The Senate approved the accord on the multibillion-dollar project, also known as TAPI pipeline, after it was placed before the house by the Public Welfare Committee.
Dr Ahmad Bashir Samim, the parliamentary panel head, said all the 80 members present during the session voted in favour of the agreement that was signed in late 2010. He added Asian Development Bank-supported scheme, long delayed by security concerns in the region, would cost around US $9 billion (about 450 billion afs).
A feasibility study for the gas pipeline, which will deliver 34 billion m³ of gas annually and earn Afghanistan $430 million a year in transit fee, has already been completed.
Afghan Minister of Mines Wahidullah Shahrani, who visited Ashgabat on April 4, held productive talks with Turkmen President Gurbanguly Berdimuhamedov on the project. Afghan, Pakistani, Indian and Turkmen ministers, as well as an ADB representative, are to meet in Ashgabat later this month to discuss the fate of the project.
Under Article 90 of the Constitution, parliament is authorized to endorse or reject Afghanistan’s agreements with foreign countries.
The deal would have a lifespan of 30 years and require roughly one trillion cubic meters of Turkmenistan’s gas. Originally planned to be sourced from Dauletabad, the gas will instead, according to Turkmenistan’s President Gurbanguly Berdimuhamedow, come from the massive South Yolotan fields that the British auditing firm Gaffney Kline confirms to hold between 13.1 and 21.2 trillion m³.

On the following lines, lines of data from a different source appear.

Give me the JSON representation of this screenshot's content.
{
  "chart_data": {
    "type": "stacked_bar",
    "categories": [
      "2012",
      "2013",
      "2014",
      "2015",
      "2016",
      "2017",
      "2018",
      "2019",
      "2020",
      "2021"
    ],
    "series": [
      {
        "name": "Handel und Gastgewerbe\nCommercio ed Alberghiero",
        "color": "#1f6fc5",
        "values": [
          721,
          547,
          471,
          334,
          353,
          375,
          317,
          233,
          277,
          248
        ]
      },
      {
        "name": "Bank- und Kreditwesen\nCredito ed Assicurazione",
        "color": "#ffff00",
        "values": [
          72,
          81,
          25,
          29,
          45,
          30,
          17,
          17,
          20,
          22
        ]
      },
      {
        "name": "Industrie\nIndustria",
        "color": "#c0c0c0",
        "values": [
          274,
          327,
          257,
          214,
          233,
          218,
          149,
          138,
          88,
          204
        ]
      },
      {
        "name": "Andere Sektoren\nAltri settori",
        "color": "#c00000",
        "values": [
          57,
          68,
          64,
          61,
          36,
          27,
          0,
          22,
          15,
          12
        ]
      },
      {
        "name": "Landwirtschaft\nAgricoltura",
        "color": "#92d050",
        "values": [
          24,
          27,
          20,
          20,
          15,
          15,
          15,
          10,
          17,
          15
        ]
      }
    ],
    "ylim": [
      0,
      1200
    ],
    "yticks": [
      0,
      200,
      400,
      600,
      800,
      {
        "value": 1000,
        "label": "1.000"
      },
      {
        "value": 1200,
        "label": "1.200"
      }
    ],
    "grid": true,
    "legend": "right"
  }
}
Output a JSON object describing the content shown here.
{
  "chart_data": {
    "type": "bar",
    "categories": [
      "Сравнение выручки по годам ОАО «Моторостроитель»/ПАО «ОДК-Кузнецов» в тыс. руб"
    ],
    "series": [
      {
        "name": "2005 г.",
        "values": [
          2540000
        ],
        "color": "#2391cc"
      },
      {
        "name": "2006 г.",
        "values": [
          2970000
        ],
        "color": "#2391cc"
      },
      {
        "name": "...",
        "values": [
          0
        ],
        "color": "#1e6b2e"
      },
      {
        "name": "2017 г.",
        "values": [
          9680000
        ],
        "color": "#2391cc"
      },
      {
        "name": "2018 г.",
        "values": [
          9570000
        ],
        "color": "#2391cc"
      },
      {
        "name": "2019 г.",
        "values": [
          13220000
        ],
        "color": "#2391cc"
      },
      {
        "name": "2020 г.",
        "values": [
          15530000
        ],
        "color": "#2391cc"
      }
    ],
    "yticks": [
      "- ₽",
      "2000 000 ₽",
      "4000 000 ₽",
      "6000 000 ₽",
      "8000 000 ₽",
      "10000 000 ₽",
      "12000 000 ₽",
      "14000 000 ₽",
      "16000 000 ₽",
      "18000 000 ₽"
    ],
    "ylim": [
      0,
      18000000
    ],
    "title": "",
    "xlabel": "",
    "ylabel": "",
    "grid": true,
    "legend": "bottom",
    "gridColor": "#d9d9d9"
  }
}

Indian Petroleum Ministry officials have confirmed to the Indian press that India will sign the Gas Sales and Purchase Agreement (GSPA) as soon as the cabinet approves the note prepared for its action. This confirmation comes after conflicting reports in the press during the last two weeks of April over whether the tariff levels for final price agreement had been agreed among the sides or not.